Alors à qui doit-on finalement attribuer cette première ? Dans un article paru en 2015 dans la revue « Cimes » du GHM(5), Eric Vola, ami de longue date de Chris Bonington, s’insurge contre les mensonges de Desmaison validés par Lucien Devies, puis tente de rétablir la vérité, cinquante ans après, en se basant sur les photos de l’ascension prises par Philippe Gaussot et sur d’autres archives du Dauphiné Libéré. Un peu plus tôt, à l’automne 2011, Antoine Chandelier, biographe de René Desmaison(6), avait lui aussi publié un article dans le magazine Alpes Loisirs, qui, sans être aussi catégorique qu’Eric Vola, semble donner plus de crédit à la version Bonington de l’ascension, en sous-entendant le côté mauvais joueur de Desmaison.

La tradition a tendance à donner à une voie le nom de celui ou ceux qui en ont réalisé la première. Le pilier sud-ouest des Drus n’est-il pas devenu le pilier Bonatti en 1955 ? Curieusement, le Pilier du Frêney est resté le Pilier du Frêney. Comme si l’histoire avait un doute…

Un grand merci à Eric Vola pour toutes les précisions qu’il m’a apportées sur cette histoire.

(1) « Montagne pour un homme nu » – Pierre Mazeaud – Arthaud 1971
(2) Voir l’article complet sur « La tragédie du Pilier du Frêney »
(3) Trois jours seulement après le drame, Ignazio Piussi et le français Pierre Julien avait déjà fait une tentative rapidement avortée
(4) Extrait des échanges de courriers entre Chris Bonington et Lucien Devies
(5) Cet article (« L’affaire Frêney ») est consultable en anglais sur le site summitpost.org
(6) « La Montagne en direct » – Antoine Chandelier – Guérin 2010

 

Annexes :

Les différents courriers mentionnés dans cet article sont issus du fond d’archives Lucien Devies et sont consultables dans les archives du Groupe de Haute Montagne.
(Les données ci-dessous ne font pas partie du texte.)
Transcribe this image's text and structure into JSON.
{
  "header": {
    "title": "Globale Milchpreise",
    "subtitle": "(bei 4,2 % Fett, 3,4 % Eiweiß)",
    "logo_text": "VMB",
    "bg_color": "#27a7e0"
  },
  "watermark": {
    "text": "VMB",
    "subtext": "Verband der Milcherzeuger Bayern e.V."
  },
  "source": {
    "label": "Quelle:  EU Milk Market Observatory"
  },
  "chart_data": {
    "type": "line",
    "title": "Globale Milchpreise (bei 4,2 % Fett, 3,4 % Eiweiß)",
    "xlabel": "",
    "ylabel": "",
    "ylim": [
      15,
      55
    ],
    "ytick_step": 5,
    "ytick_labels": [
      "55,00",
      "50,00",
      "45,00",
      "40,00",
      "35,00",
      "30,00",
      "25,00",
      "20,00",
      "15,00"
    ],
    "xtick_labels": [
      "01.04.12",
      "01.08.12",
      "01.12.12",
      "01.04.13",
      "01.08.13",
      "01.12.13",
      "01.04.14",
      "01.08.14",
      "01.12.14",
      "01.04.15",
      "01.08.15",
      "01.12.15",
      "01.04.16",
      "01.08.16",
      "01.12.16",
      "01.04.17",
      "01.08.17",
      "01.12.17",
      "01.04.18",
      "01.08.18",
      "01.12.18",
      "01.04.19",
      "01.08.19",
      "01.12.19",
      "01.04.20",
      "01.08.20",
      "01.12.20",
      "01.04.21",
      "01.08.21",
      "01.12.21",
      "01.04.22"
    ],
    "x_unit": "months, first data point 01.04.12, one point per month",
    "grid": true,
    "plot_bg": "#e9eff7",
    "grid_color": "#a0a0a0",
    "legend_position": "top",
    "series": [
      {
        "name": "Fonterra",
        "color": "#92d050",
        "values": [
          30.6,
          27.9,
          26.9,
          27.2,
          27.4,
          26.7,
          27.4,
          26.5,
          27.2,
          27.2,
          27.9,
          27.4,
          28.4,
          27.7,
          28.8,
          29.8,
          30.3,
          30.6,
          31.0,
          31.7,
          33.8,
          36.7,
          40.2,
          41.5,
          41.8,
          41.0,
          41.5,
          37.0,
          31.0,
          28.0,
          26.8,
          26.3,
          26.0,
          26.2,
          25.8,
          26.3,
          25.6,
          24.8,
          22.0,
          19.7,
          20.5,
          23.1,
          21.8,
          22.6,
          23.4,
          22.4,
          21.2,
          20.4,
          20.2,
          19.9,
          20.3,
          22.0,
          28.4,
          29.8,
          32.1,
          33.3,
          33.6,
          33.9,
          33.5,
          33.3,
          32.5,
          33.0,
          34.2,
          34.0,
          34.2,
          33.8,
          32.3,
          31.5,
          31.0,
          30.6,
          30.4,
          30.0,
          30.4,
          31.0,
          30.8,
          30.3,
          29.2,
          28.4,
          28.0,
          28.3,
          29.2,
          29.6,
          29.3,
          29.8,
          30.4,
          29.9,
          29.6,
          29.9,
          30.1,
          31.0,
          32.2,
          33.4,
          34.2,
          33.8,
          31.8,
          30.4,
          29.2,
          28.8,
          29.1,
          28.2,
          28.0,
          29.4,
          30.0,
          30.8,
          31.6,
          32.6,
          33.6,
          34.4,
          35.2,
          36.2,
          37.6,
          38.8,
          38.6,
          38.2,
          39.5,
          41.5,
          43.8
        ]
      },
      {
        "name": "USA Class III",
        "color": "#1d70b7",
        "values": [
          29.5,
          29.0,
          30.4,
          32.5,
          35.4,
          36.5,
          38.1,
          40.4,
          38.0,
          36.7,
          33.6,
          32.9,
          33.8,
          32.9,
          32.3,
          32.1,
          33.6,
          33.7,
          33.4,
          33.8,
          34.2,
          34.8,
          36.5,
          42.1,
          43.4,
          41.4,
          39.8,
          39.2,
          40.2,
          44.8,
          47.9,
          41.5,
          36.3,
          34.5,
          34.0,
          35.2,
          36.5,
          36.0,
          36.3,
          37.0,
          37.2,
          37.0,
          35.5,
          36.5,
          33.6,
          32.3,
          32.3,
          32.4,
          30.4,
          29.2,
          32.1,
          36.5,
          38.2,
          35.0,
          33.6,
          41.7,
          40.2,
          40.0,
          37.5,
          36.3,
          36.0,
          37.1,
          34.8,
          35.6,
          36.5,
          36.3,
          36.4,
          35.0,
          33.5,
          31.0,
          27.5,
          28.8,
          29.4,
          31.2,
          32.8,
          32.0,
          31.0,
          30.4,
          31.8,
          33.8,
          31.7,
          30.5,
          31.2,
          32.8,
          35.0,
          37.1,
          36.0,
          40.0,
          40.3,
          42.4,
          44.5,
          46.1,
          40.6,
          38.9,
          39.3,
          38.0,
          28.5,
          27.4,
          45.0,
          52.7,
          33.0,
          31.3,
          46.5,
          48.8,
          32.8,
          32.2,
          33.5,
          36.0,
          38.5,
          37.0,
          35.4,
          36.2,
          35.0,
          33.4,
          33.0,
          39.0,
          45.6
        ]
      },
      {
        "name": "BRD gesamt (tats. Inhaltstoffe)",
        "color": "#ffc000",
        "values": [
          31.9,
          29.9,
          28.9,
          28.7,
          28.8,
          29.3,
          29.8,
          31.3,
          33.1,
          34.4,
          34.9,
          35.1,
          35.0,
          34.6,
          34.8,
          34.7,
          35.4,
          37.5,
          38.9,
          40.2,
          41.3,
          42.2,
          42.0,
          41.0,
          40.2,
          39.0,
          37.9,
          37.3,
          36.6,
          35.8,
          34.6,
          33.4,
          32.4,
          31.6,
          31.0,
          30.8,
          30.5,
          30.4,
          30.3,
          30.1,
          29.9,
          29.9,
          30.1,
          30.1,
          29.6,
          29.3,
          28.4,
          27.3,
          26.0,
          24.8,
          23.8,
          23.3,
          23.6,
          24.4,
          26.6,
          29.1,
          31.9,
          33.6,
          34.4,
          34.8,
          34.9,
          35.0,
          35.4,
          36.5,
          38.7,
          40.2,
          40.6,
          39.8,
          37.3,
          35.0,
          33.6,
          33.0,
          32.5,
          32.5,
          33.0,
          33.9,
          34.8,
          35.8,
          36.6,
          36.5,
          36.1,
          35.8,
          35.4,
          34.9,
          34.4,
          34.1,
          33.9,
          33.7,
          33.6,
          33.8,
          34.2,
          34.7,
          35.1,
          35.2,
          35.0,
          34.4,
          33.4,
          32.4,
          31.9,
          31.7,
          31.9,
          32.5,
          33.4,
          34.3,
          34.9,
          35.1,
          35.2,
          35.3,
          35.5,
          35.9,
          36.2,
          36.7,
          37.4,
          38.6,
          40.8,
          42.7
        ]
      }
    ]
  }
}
En voici quelques extraits :

Courrier Devies-Bonington Pilier du Frêney 1961

Courrier Bonington-Devies Pilier du Frêney 1961

Frêney 1961 : démission Pierre Mazeaud - 1/2

Frêney 1961 : démission Pierre Mazeaud - 2/2

Également issu des archives du GHM, voici un article du Dauphiné sur la naissance de la polémique :

Article Dauphiné - Pilier du Frêney 1961

Enfin, l’article (en pdf et en anglais) sur la première ascension du Pilier Central du Frêney écrit par Chris Bonington dans l’Alpine Journal de 1962 : The Central Pillar of Frêney – Chris Bonington, Alpine Journal

5 Commentaires

  • Yves Ballu - 9 octobre 2016 à 20 h 54 min

    Excellent article. Bravo !

  • thomas - 10 octobre 2016 à 8 h 03 min

    Quand on ressort les vieux parchemins, Yves Ballu n’est jamais loin !
    Merci pour ton commentaire !

  • eric vola - 10 octobre 2016 à 13 h 22 min

    Super, C’est très bien résumé. Note que tu as oublié de corriger le nom du grimpeur polonais dont nous avions discuté et que j’avais moi aussi tendance à mal orthographier : Djuglosz et non Dluglosz.

    Un détail, c’est surtout Pierre Mazeaud qui était furieux que Pierre Jullien (avec Ignacio Piussi) ait fait une tentative trois jours après le drame qu’il avait vécu au pilier central avec ses compagnons de cordée et Walter Bonatti, et encore plus contre René Desmaison, avec lequel il avait fait une première à la Cima Ovest deux ans auparavant (que tu indiques dans un de tes articles), 5 semaines après et sans rien lui dire. Il n’en voulait pas à Chris Bonington et ses compagnons, mais seulement à ses amis parce que c’étaient ses amis et qu’il espérait d’eux qu’ils lui laissent la possibilité d’y retourner avec Walter, pour honorer la mémoire de leurs compagnons disparus.

  • thomas - 10 octobre 2016 à 13 h 31 min

    Merci Eric pour cette précision et pour tout le reste !

    Pour Djoglosz, à force de me demander comment l’écrire, j’ai fini par m’y perdre complétement… Je viens néanmoins de corriger. Mais tu noteras que Lucien Devies lui-même avait du mal à l’orthographier ! J’ai d’ailleurs volontairement laissé la faute en citant un de ses courriers.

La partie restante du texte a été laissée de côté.